Son vêtement presque misérable ne s'apercevait pas dans l'obscurité que faisait l'abat-jour. On ne distinguait que son visage calme et grave, mais étrangement triste.

Le père Gillenormand, hébété de stupeur et de joie, resta quelques instants sans voir autre chose qu'une clarté comme lorsqu'on est devant une apparition. Il était prêt à défaillir; il apercevait Marius à travers un éblouissement. C'était bien lui, c'était bien Marius!

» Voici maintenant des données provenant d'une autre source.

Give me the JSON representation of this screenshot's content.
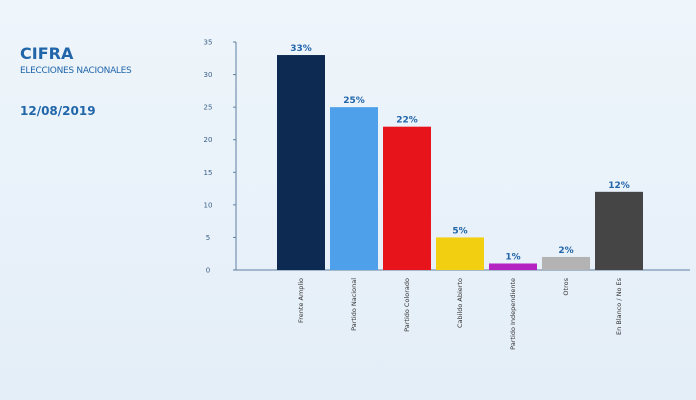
{
  "header": {
    "brand": "CIFRA",
    "subtitle": "ELECCIONES NACIONALES",
    "date": "12/08/2019"
  },
  "chart_data": {
    "type": "bar",
    "title": "",
    "xlabel": "",
    "ylabel": "",
    "ylim": [
      0,
      35
    ],
    "yticks": [
      0,
      5,
      10,
      15,
      20,
      25,
      30,
      35
    ],
    "grid": false,
    "categories": [
      "Frente Amplio",
      "Partido Nacional",
      "Partido Colorado",
      "Cabildo Abierto",
      "Partido Independiente",
      "Otros",
      "En Blanco / No Es"
    ],
    "values": [
      33,
      25,
      22,
      5,
      1,
      2,
      12
    ],
    "data_labels": [
      "33%",
      "25%",
      "22%",
      "5%",
      "1%",
      "2%",
      "12%"
    ],
    "colors": [
      "#0d2b52",
      "#4ea0ea",
      "#e8141c",
      "#f2cf10",
      "#b522c2",
      "#b3b3b3",
      "#454545"
    ]
  }
}
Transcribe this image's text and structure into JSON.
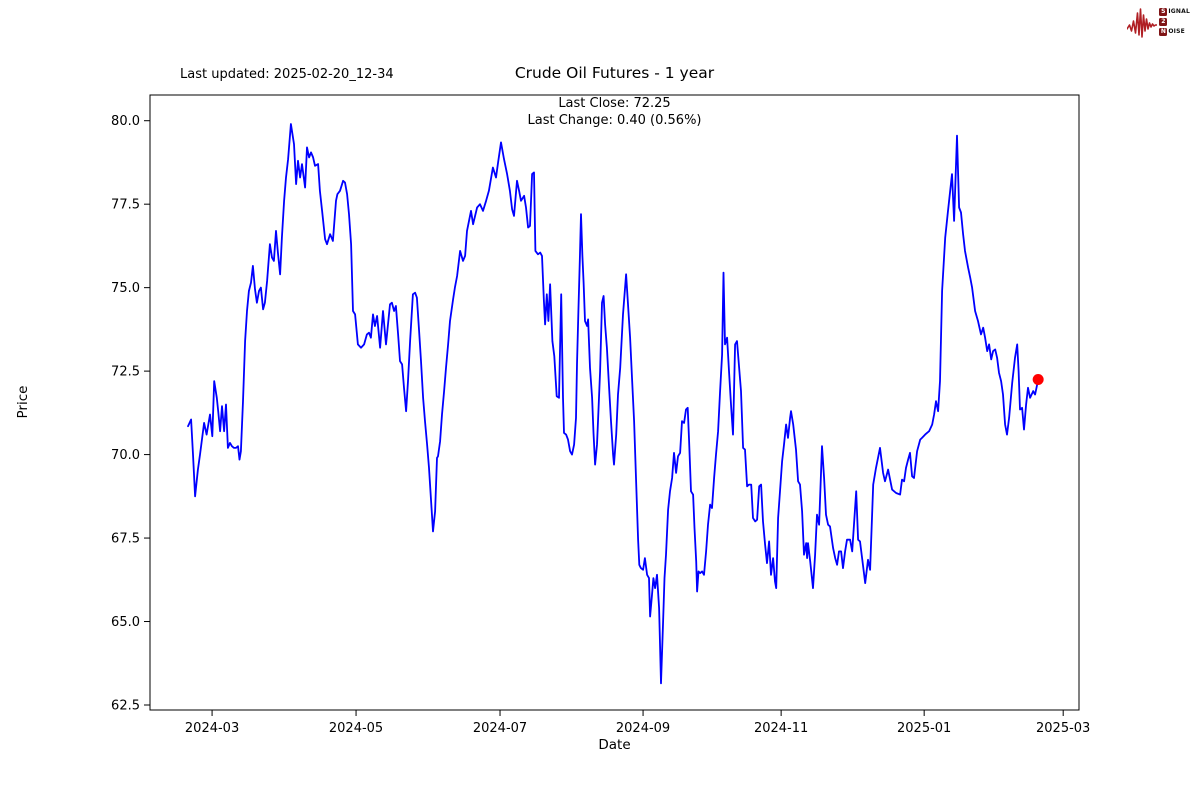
{
  "page": {
    "background": "#ffffff"
  },
  "header": {
    "last_updated": "Last updated: 2025-02-20_12-34",
    "title": "Crude Oil Futures - 1 year",
    "subtitle_line1": "Last Close: 72.25",
    "subtitle_line2": "Last Change: 0.40 (0.56%)"
  },
  "logo": {
    "wave_color": "#b01f24",
    "box_color": "#7f1416",
    "line1_initial": "S",
    "line1_rest": "IGNAL",
    "line2_initial": "2",
    "line2_rest": "",
    "line3_initial": "N",
    "line3_rest": "OISE"
  },
  "chart_data": {
    "type": "line",
    "title": "Crude Oil Futures - 1 year",
    "xlabel": "Date",
    "ylabel": "Price",
    "last_close": 72.25,
    "last_change": "0.40 (0.56%)",
    "line_color": "#0000ff",
    "marker_color": "#ff0000",
    "background": "#ffffff",
    "grid": false,
    "legend": "none",
    "x_unit": "days since 2024-02-20",
    "t0_date": "2024-02-20",
    "end_date": "2025-02-19",
    "xlim": [
      -16.1,
      377.5
    ],
    "ylim": [
      62.35,
      80.77
    ],
    "yticks": [
      {
        "v": 62.5,
        "label": "62.5"
      },
      {
        "v": 65.0,
        "label": "65.0"
      },
      {
        "v": 67.5,
        "label": "67.5"
      },
      {
        "v": 70.0,
        "label": "70.0"
      },
      {
        "v": 72.5,
        "label": "72.5"
      },
      {
        "v": 75.0,
        "label": "75.0"
      },
      {
        "v": 77.5,
        "label": "77.5"
      },
      {
        "v": 80.0,
        "label": "80.0"
      }
    ],
    "xticks": [
      {
        "t": 10.2,
        "label": "2024-03"
      },
      {
        "t": 71.2,
        "label": "2024-05"
      },
      {
        "t": 132.2,
        "label": "2024-07"
      },
      {
        "t": 192.8,
        "label": "2024-09"
      },
      {
        "t": 251.3,
        "label": "2024-11"
      },
      {
        "t": 311.9,
        "label": "2025-01"
      },
      {
        "t": 370.8,
        "label": "2025-03"
      }
    ],
    "points": [
      [
        0,
        70.85
      ],
      [
        1.3,
        71.05
      ],
      [
        2.1,
        70.0
      ],
      [
        3,
        68.75
      ],
      [
        4.2,
        69.55
      ],
      [
        5.1,
        70.0
      ],
      [
        6.8,
        70.95
      ],
      [
        7.9,
        70.6
      ],
      [
        9.3,
        71.2
      ],
      [
        10.3,
        70.55
      ],
      [
        11.1,
        72.2
      ],
      [
        12.2,
        71.7
      ],
      [
        12.8,
        71.3
      ],
      [
        13.6,
        70.7
      ],
      [
        14.4,
        71.45
      ],
      [
        15.3,
        70.7
      ],
      [
        16.1,
        71.5
      ],
      [
        16.9,
        70.2
      ],
      [
        17.8,
        70.35
      ],
      [
        18.6,
        70.25
      ],
      [
        19.5,
        70.2
      ],
      [
        20.3,
        70.2
      ],
      [
        21.2,
        70.25
      ],
      [
        21.8,
        69.85
      ],
      [
        22.4,
        70.1
      ],
      [
        23.3,
        71.6
      ],
      [
        24.2,
        73.4
      ],
      [
        25,
        74.3
      ],
      [
        25.8,
        74.9
      ],
      [
        26.7,
        75.15
      ],
      [
        27.5,
        75.65
      ],
      [
        28.4,
        74.95
      ],
      [
        29.2,
        74.55
      ],
      [
        30.1,
        74.9
      ],
      [
        30.9,
        75.0
      ],
      [
        31.8,
        74.35
      ],
      [
        32.6,
        74.55
      ],
      [
        33.5,
        75.2
      ],
      [
        34.7,
        76.3
      ],
      [
        35.6,
        75.9
      ],
      [
        36.4,
        75.8
      ],
      [
        37.3,
        76.7
      ],
      [
        38.1,
        76.05
      ],
      [
        39,
        75.4
      ],
      [
        39.8,
        76.5
      ],
      [
        40.7,
        77.6
      ],
      [
        41.5,
        78.3
      ],
      [
        42.4,
        78.85
      ],
      [
        43.6,
        79.9
      ],
      [
        44.9,
        79.3
      ],
      [
        45.8,
        78.1
      ],
      [
        46.6,
        78.8
      ],
      [
        47.5,
        78.3
      ],
      [
        48.3,
        78.7
      ],
      [
        49.6,
        78.0
      ],
      [
        50.4,
        79.2
      ],
      [
        51.3,
        78.9
      ],
      [
        52.1,
        79.05
      ],
      [
        53,
        78.9
      ],
      [
        53.8,
        78.65
      ],
      [
        55.1,
        78.7
      ],
      [
        55.9,
        77.9
      ],
      [
        56.8,
        77.3
      ],
      [
        58.1,
        76.45
      ],
      [
        58.9,
        76.3
      ],
      [
        60.2,
        76.6
      ],
      [
        61.4,
        76.4
      ],
      [
        62.7,
        77.6
      ],
      [
        63.3,
        77.8
      ],
      [
        64.4,
        77.9
      ],
      [
        65.7,
        78.2
      ],
      [
        66.5,
        78.15
      ],
      [
        67.4,
        77.8
      ],
      [
        68.2,
        77.2
      ],
      [
        69.1,
        76.3
      ],
      [
        69.9,
        74.3
      ],
      [
        70.8,
        74.2
      ],
      [
        72,
        73.3
      ],
      [
        73.3,
        73.2
      ],
      [
        74.6,
        73.3
      ],
      [
        75.8,
        73.6
      ],
      [
        76.7,
        73.65
      ],
      [
        77.5,
        73.5
      ],
      [
        78.4,
        74.2
      ],
      [
        79.2,
        73.85
      ],
      [
        80.1,
        74.15
      ],
      [
        81.4,
        73.2
      ],
      [
        82.6,
        74.3
      ],
      [
        83.9,
        73.3
      ],
      [
        85.6,
        74.5
      ],
      [
        86.4,
        74.55
      ],
      [
        87.3,
        74.3
      ],
      [
        88.1,
        74.45
      ],
      [
        89,
        73.6
      ],
      [
        89.8,
        72.8
      ],
      [
        90.7,
        72.7
      ],
      [
        91.5,
        72.0
      ],
      [
        92.4,
        71.3
      ],
      [
        93.2,
        72.2
      ],
      [
        94.1,
        73.4
      ],
      [
        95.3,
        74.8
      ],
      [
        96.2,
        74.85
      ],
      [
        97,
        74.7
      ],
      [
        97.9,
        73.7
      ],
      [
        98.7,
        72.8
      ],
      [
        99.6,
        71.7
      ],
      [
        100.4,
        71.0
      ],
      [
        101.3,
        70.3
      ],
      [
        102.1,
        69.6
      ],
      [
        103,
        68.6
      ],
      [
        103.8,
        67.7
      ],
      [
        104.7,
        68.3
      ],
      [
        105.5,
        69.9
      ],
      [
        105.9,
        69.95
      ],
      [
        106.8,
        70.4
      ],
      [
        107.6,
        71.2
      ],
      [
        108.5,
        71.9
      ],
      [
        109.3,
        72.6
      ],
      [
        110.2,
        73.3
      ],
      [
        111,
        74.0
      ],
      [
        112.3,
        74.65
      ],
      [
        113.1,
        75.0
      ],
      [
        114,
        75.35
      ],
      [
        115.3,
        76.1
      ],
      [
        116.5,
        75.8
      ],
      [
        117.4,
        75.95
      ],
      [
        118.2,
        76.7
      ],
      [
        119.9,
        77.3
      ],
      [
        120.8,
        76.9
      ],
      [
        122.5,
        77.4
      ],
      [
        123.7,
        77.5
      ],
      [
        125,
        77.3
      ],
      [
        126.3,
        77.6
      ],
      [
        127.5,
        77.9
      ],
      [
        129.2,
        78.6
      ],
      [
        130.5,
        78.3
      ],
      [
        131.4,
        78.75
      ],
      [
        132.6,
        79.35
      ],
      [
        133.9,
        78.85
      ],
      [
        135.2,
        78.4
      ],
      [
        136.4,
        77.9
      ],
      [
        137.3,
        77.35
      ],
      [
        138.1,
        77.15
      ],
      [
        139.4,
        78.2
      ],
      [
        140.3,
        77.9
      ],
      [
        141.1,
        77.6
      ],
      [
        142.4,
        77.75
      ],
      [
        143.2,
        77.4
      ],
      [
        144.1,
        76.8
      ],
      [
        144.9,
        76.85
      ],
      [
        145.8,
        78.4
      ],
      [
        146.6,
        78.45
      ],
      [
        147.2,
        76.1
      ],
      [
        148.3,
        76.0
      ],
      [
        149.2,
        76.05
      ],
      [
        150,
        75.95
      ],
      [
        150.8,
        74.6
      ],
      [
        151.3,
        73.9
      ],
      [
        152,
        74.8
      ],
      [
        152.7,
        74.0
      ],
      [
        153.4,
        75.1
      ],
      [
        154.4,
        73.4
      ],
      [
        155.2,
        72.95
      ],
      [
        156.2,
        71.75
      ],
      [
        157.2,
        71.7
      ],
      [
        158.1,
        74.8
      ],
      [
        158.9,
        71.7
      ],
      [
        159.3,
        70.65
      ],
      [
        160.2,
        70.6
      ],
      [
        161,
        70.45
      ],
      [
        161.9,
        70.1
      ],
      [
        162.7,
        70.0
      ],
      [
        163.6,
        70.3
      ],
      [
        164.4,
        71.1
      ],
      [
        164.8,
        72.7
      ],
      [
        165.4,
        74.3
      ],
      [
        166,
        75.8
      ],
      [
        166.5,
        77.2
      ],
      [
        167.1,
        75.95
      ],
      [
        167.6,
        75.15
      ],
      [
        168.2,
        74.0
      ],
      [
        169.1,
        73.85
      ],
      [
        169.5,
        74.05
      ],
      [
        170.3,
        72.6
      ],
      [
        171.2,
        71.7
      ],
      [
        171.8,
        70.65
      ],
      [
        172.5,
        69.7
      ],
      [
        173.3,
        70.3
      ],
      [
        173.9,
        71.35
      ],
      [
        174.6,
        72.5
      ],
      [
        175.4,
        74.55
      ],
      [
        176.1,
        74.75
      ],
      [
        176.7,
        73.9
      ],
      [
        177.5,
        73.2
      ],
      [
        178.4,
        72.0
      ],
      [
        179.2,
        71.0
      ],
      [
        180.1,
        70.0
      ],
      [
        180.5,
        69.7
      ],
      [
        181.4,
        70.6
      ],
      [
        182.2,
        71.8
      ],
      [
        183.1,
        72.6
      ],
      [
        184.3,
        74.2
      ],
      [
        185.6,
        75.4
      ],
      [
        186.4,
        74.5
      ],
      [
        187.3,
        73.5
      ],
      [
        188.1,
        72.3
      ],
      [
        189,
        71.0
      ],
      [
        189.8,
        69.3
      ],
      [
        190.7,
        67.45
      ],
      [
        191.2,
        66.7
      ],
      [
        191.9,
        66.6
      ],
      [
        192.8,
        66.55
      ],
      [
        193.6,
        66.9
      ],
      [
        194.5,
        66.4
      ],
      [
        195.3,
        66.3
      ],
      [
        195.8,
        65.15
      ],
      [
        196.6,
        65.8
      ],
      [
        197.2,
        66.3
      ],
      [
        197.9,
        66.0
      ],
      [
        198.7,
        66.4
      ],
      [
        199.6,
        65.4
      ],
      [
        200.4,
        63.15
      ],
      [
        201.3,
        65.0
      ],
      [
        201.9,
        66.3
      ],
      [
        202.5,
        67.0
      ],
      [
        203.4,
        68.35
      ],
      [
        204.2,
        68.9
      ],
      [
        205.1,
        69.3
      ],
      [
        205.9,
        70.05
      ],
      [
        206.8,
        69.45
      ],
      [
        207.6,
        69.95
      ],
      [
        208.5,
        70.05
      ],
      [
        209.3,
        71.0
      ],
      [
        210.2,
        70.95
      ],
      [
        211,
        71.35
      ],
      [
        211.7,
        71.4
      ],
      [
        212.3,
        70.4
      ],
      [
        213.1,
        68.9
      ],
      [
        214,
        68.8
      ],
      [
        214.6,
        67.8
      ],
      [
        215.3,
        66.8
      ],
      [
        215.7,
        65.9
      ],
      [
        216.3,
        66.5
      ],
      [
        217,
        66.45
      ],
      [
        217.8,
        66.5
      ],
      [
        218.6,
        66.4
      ],
      [
        219.5,
        67.1
      ],
      [
        220.3,
        67.9
      ],
      [
        221.2,
        68.5
      ],
      [
        222,
        68.4
      ],
      [
        222.9,
        69.3
      ],
      [
        223.7,
        70.0
      ],
      [
        224.6,
        70.7
      ],
      [
        225.4,
        71.85
      ],
      [
        226.3,
        73.0
      ],
      [
        226.9,
        75.45
      ],
      [
        227.5,
        73.3
      ],
      [
        228.4,
        73.5
      ],
      [
        229.2,
        72.5
      ],
      [
        230.1,
        71.45
      ],
      [
        230.9,
        70.6
      ],
      [
        231.8,
        73.3
      ],
      [
        232.6,
        73.4
      ],
      [
        234.3,
        71.9
      ],
      [
        235.2,
        70.2
      ],
      [
        236,
        70.15
      ],
      [
        236.9,
        69.05
      ],
      [
        237.7,
        69.1
      ],
      [
        238.6,
        69.1
      ],
      [
        239.4,
        68.1
      ],
      [
        240.3,
        68.0
      ],
      [
        241.1,
        68.05
      ],
      [
        242,
        69.05
      ],
      [
        242.8,
        69.1
      ],
      [
        243.6,
        68.0
      ],
      [
        244.5,
        67.3
      ],
      [
        245.3,
        66.75
      ],
      [
        246.2,
        67.4
      ],
      [
        247,
        66.4
      ],
      [
        247.9,
        66.9
      ],
      [
        248.7,
        66.2
      ],
      [
        249.2,
        66.0
      ],
      [
        250,
        68.1
      ],
      [
        250.8,
        68.9
      ],
      [
        251.7,
        69.8
      ],
      [
        252.5,
        70.3
      ],
      [
        253.4,
        70.9
      ],
      [
        254.2,
        70.5
      ],
      [
        255.1,
        71.1
      ],
      [
        255.5,
        71.3
      ],
      [
        256.4,
        70.9
      ],
      [
        257.6,
        70.15
      ],
      [
        258.5,
        69.2
      ],
      [
        259.3,
        69.1
      ],
      [
        260.2,
        68.3
      ],
      [
        261,
        67.0
      ],
      [
        261.9,
        67.35
      ],
      [
        262.3,
        66.9
      ],
      [
        262.7,
        67.35
      ],
      [
        263.6,
        66.8
      ],
      [
        264.8,
        66.0
      ],
      [
        265.7,
        67.0
      ],
      [
        266.5,
        68.2
      ],
      [
        267.4,
        67.9
      ],
      [
        268.6,
        70.25
      ],
      [
        269.5,
        69.3
      ],
      [
        270.3,
        68.2
      ],
      [
        271.2,
        67.9
      ],
      [
        272,
        67.85
      ],
      [
        273.3,
        67.2
      ],
      [
        274.2,
        66.9
      ],
      [
        275,
        66.7
      ],
      [
        275.8,
        67.1
      ],
      [
        276.7,
        67.1
      ],
      [
        277.5,
        66.6
      ],
      [
        278.4,
        67.1
      ],
      [
        279.2,
        67.45
      ],
      [
        280.5,
        67.45
      ],
      [
        281.4,
        67.1
      ],
      [
        283.1,
        68.9
      ],
      [
        283.9,
        67.45
      ],
      [
        284.7,
        67.4
      ],
      [
        285.6,
        66.9
      ],
      [
        286.9,
        66.15
      ],
      [
        288.1,
        66.85
      ],
      [
        289,
        66.55
      ],
      [
        290.3,
        69.1
      ],
      [
        291.5,
        69.6
      ],
      [
        293.2,
        70.2
      ],
      [
        294.5,
        69.45
      ],
      [
        295.3,
        69.2
      ],
      [
        296.6,
        69.55
      ],
      [
        298.3,
        68.95
      ],
      [
        300,
        68.85
      ],
      [
        301.7,
        68.8
      ],
      [
        302.5,
        69.25
      ],
      [
        303.4,
        69.2
      ],
      [
        304.2,
        69.6
      ],
      [
        305.1,
        69.85
      ],
      [
        305.9,
        70.05
      ],
      [
        306.8,
        69.35
      ],
      [
        307.6,
        69.3
      ],
      [
        308.9,
        70.1
      ],
      [
        310.2,
        70.45
      ],
      [
        311,
        70.5
      ],
      [
        312.3,
        70.6
      ],
      [
        313.1,
        70.65
      ],
      [
        314,
        70.7
      ],
      [
        315.3,
        70.9
      ],
      [
        316.1,
        71.2
      ],
      [
        316.9,
        71.6
      ],
      [
        317.8,
        71.3
      ],
      [
        318.6,
        72.2
      ],
      [
        319.5,
        74.9
      ],
      [
        320.8,
        76.5
      ],
      [
        322,
        77.3
      ],
      [
        323.7,
        78.4
      ],
      [
        324.6,
        77.0
      ],
      [
        325.8,
        79.55
      ],
      [
        326.7,
        77.4
      ],
      [
        327.5,
        77.25
      ],
      [
        328.4,
        76.6
      ],
      [
        329.2,
        76.1
      ],
      [
        330.5,
        75.6
      ],
      [
        331.4,
        75.3
      ],
      [
        332.2,
        75.0
      ],
      [
        333.5,
        74.3
      ],
      [
        334.7,
        74.0
      ],
      [
        336,
        73.6
      ],
      [
        336.9,
        73.8
      ],
      [
        337.7,
        73.5
      ],
      [
        338.6,
        73.1
      ],
      [
        339.4,
        73.3
      ],
      [
        340.3,
        72.85
      ],
      [
        341.1,
        73.1
      ],
      [
        342,
        73.15
      ],
      [
        342.8,
        72.9
      ],
      [
        343.6,
        72.45
      ],
      [
        344.5,
        72.2
      ],
      [
        345.3,
        71.8
      ],
      [
        346.2,
        70.9
      ],
      [
        347,
        70.6
      ],
      [
        347.9,
        71.1
      ],
      [
        349.2,
        72.15
      ],
      [
        350.4,
        72.9
      ],
      [
        351.3,
        73.3
      ],
      [
        351.9,
        72.5
      ],
      [
        352.5,
        71.35
      ],
      [
        353.4,
        71.4
      ],
      [
        354.2,
        70.75
      ],
      [
        355.1,
        71.5
      ],
      [
        355.9,
        72.0
      ],
      [
        356.8,
        71.7
      ],
      [
        358.1,
        71.9
      ],
      [
        358.9,
        71.8
      ],
      [
        360.2,
        72.25
      ]
    ]
  },
  "plot_geometry_note": ""
}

Enfin! après quatre ans! Il le saisit, pour ainsi dire, tout entier d'un coup d'œil. Il le trouva beau, noble, distingué, grandi, homme fait, l'attitude convenable, l'air charmant. Il eut envie d'ouvrir ses bras, de l'appeler, de se précipiter, ses entrailles se fondirent en ravissement, les paroles affectueuses le gonflaient et débordaient de sa poitrine; enfin toute cette tendresse se fit jour et lui arriva aux lèvres, et par le contraste qui était le fond de sa nature, il en sortit une dureté. Il dit brusquement:

—Qu'est-ce que vous venez faire ici?

Marius répondit avec embarras:

—Monsieur....

M. Gillenormand eût voulu que Marius se jetât dans ses bras. Il fut mécontent de Marius et de lui-même. Il sentit qu'il était brusque et que Marius était froid. C'était pour le bonhomme une insupportable et irritante anxiété de se sentir si tendre et si éploré au dedans et de ne pouvoir être que dur au dehors. L'amertume lui revint. Il interrompit Marius avec un accent bourru:

—Alors pourquoi venez-vous?

Cet «alors» signifiait: si vous ne venez pas m'embrasser. Marius regarda son aïeul à qui la pâleur faisait un visage de marbre.